Take it from me. That was all over 10 years ago that I was in college and doing that. What you're saying is a trope - it's arrogant and it's definitely coming from a standpoint of "Pushah, you aren't at a university, you're not even on my level". As a full university graduate who now is well into his career, doing pretty dang well, I firmly can tell you that this entire way of thinking is wrong, and arrogant.
People learn differently. That does not mean they are stupid, or that you are smarter. Some people absorb through reading, others through auditory, I was someone who needed examples and through question/answer. I learned the exact same information, but the difference was I had professors who took the time to make sure I understood the subjects, and gave me the tools to learn differently in university later.
Without community college I would have failed out like the standard 40% of the class did in the standard university classes. Community college got me standing upright again when University failed me. I graduated, and I am better because of it.
Edit: Out of curiosity, I went through your history and found your post:
I’m in a catch 22 situation. I want to go to a four year college, but I was previously placed in the remedial track and have a poor academic standing. If I go to a community college, I could improve my grades, but the material they cover is a replacement for high school classes and I’d be precluded from signing up for entry classes at the four year college. This seems like to would put me at a disadvantage when that finally happened and I would only be setting myself up for long term failure.
Friend, Community College is not where stupid people go.
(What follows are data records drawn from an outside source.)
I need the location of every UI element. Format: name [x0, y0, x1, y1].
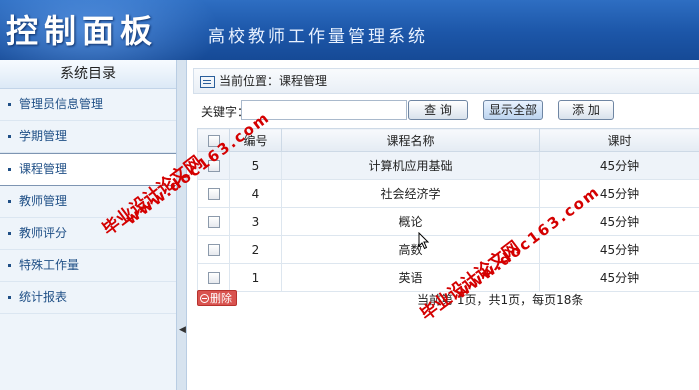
- cell-id: 2: [229, 235, 282, 264]
- minus-circle-icon: [200, 294, 209, 303]
- bullet-icon: [8, 200, 11, 203]
- add-button[interactable]: 添 加: [558, 100, 614, 120]
- breadcrumb: 当前位置：课程管理: [193, 68, 699, 94]
- table-row[interactable]: 5 计算机应用基础 45分钟: [197, 151, 699, 180]
- cell-name: 概论: [281, 207, 540, 236]
- show-all-button[interactable]: 显示全部: [483, 100, 543, 120]
- bullet-icon: [8, 232, 11, 235]
- sidebar-item-semester[interactable]: 学期管理: [0, 121, 176, 153]
- bullet-icon: [8, 264, 11, 267]
- row-select-cell: [197, 235, 230, 264]
- cell-id: 3: [229, 207, 282, 236]
- sidebar-item-label: 统计报表: [19, 290, 68, 304]
- table-row[interactable]: 2 高数 45分钟: [197, 235, 699, 264]
- cell-hours: 45分钟: [539, 151, 699, 180]
- table-header-row: 编号 课程名称 课时: [197, 128, 699, 152]
- sidebar-item-label: 教师管理: [19, 194, 68, 208]
- column-header-hours: 课时: [539, 128, 699, 152]
- app-header: 控制面板 高校教师工作量管理系统: [0, 0, 699, 60]
- sidebar: 系统目录 管理员信息管理 学期管理 课程管理 教师管理 教师评分 特殊工作量 统…: [0, 60, 177, 390]
- bullet-icon: [8, 296, 11, 299]
- sidebar-item-label: 课程管理: [19, 162, 68, 176]
- table-row[interactable]: 4 社会经济学 45分钟: [197, 179, 699, 208]
- sidebar-item-label: 特殊工作量: [19, 258, 80, 272]
- bullet-icon: [8, 135, 11, 138]
- app-title: 控制面板: [6, 12, 159, 50]
- cell-name: 计算机应用基础: [281, 151, 540, 180]
- sidebar-item-label: 学期管理: [19, 129, 68, 143]
- row-checkbox[interactable]: [207, 188, 220, 200]
- sidebar-item-report[interactable]: 统计报表: [0, 282, 176, 314]
- cell-hours: 45分钟: [539, 235, 699, 264]
- cell-id: 4: [229, 179, 282, 208]
- delete-button[interactable]: 删除: [197, 290, 237, 306]
- row-checkbox[interactable]: [207, 272, 220, 284]
- app-subtitle: 高校教师工作量管理系统: [208, 27, 428, 47]
- cell-id: 1: [229, 263, 282, 292]
- row-select-cell: [197, 207, 230, 236]
- sidebar-title: 系统目录: [0, 60, 176, 89]
- list-icon: [200, 75, 215, 88]
- course-table: 编号 课程名称 课时 5 计算机应用基础 45分钟 4 社会经济学 45分钟 3: [197, 128, 699, 292]
- bullet-icon: [8, 103, 11, 106]
- search-button[interactable]: 查 询: [408, 100, 468, 120]
- sidebar-item-rating[interactable]: 教师评分: [0, 218, 176, 250]
- cell-id: 5: [229, 151, 282, 180]
- sidebar-item-admin[interactable]: 管理员信息管理: [0, 89, 176, 121]
- mouse-cursor-icon: [418, 232, 430, 250]
- breadcrumb-text: 当前位置：课程管理: [219, 74, 328, 88]
- bullet-icon: [8, 168, 11, 171]
- cell-name: 社会经济学: [281, 179, 540, 208]
- row-checkbox[interactable]: [207, 244, 220, 256]
- delete-label: 删除: [210, 292, 232, 305]
- column-header-name: 课程名称: [281, 128, 540, 152]
- row-select-cell: [197, 263, 230, 292]
- sidebar-item-special[interactable]: 特殊工作量: [0, 250, 176, 282]
- sidebar-splitter[interactable]: ◀: [176, 60, 187, 390]
- row-checkbox[interactable]: [207, 216, 220, 228]
- sidebar-item-label: 教师评分: [19, 226, 68, 240]
- row-select-cell: [197, 179, 230, 208]
- sidebar-item-label: 管理员信息管理: [19, 97, 104, 111]
- table-row[interactable]: 3 概论 45分钟: [197, 207, 699, 236]
- collapse-arrow-icon[interactable]: ◀: [179, 325, 186, 335]
- cell-hours: 45分钟: [539, 263, 699, 292]
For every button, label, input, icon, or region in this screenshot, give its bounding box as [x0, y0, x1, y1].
Going to community college, even after a university, is not a failing. It feels like a gut punch, trust me I went through it. It was a vastly different experience compared to university. If I'm making assumptions, you're facing something similar to what I was before.
You can keep thinking the way you're thinking, and refuse to actually try community college. You can fail out of a university and somehow think by not going to a 2 year school that you were still better. Or you can suck it up, accept life changes things, and adjust. I personally built a plan, and I knew going in that it was temporary, and that I would work my way back in, and I did.
This is 100% on you. There are no excuses anymore, there's no one to lay blame at this point. If you're truly facing this, then this is 100% in your head, and you need to figure out how you want to make your goals a reality. Maybe shitting on community college isn't really a long term plan. Maybe accepting and getting help if you need it is. I don't know, you have to decide.
I can speak for the last part: "This seems like to would put me at a disadvantage when that finally happened and I would only be setting myself up for long term failure.". This is absolutely not true. I have never once, in my entire life, had anyone ask me if I went to community college. Not that I'm shy about it, I'll happily tell people, I'm not ashamed of my past, but it doesn't come up. Colleges really try to convince you that your GPA and transcript matter. It really honestly doesn't. Maybe for your first job. I've never had anyone ask to see my transcript, my GPA, or any details about my college beyond selecting "B.S. Degree" from a dropdown.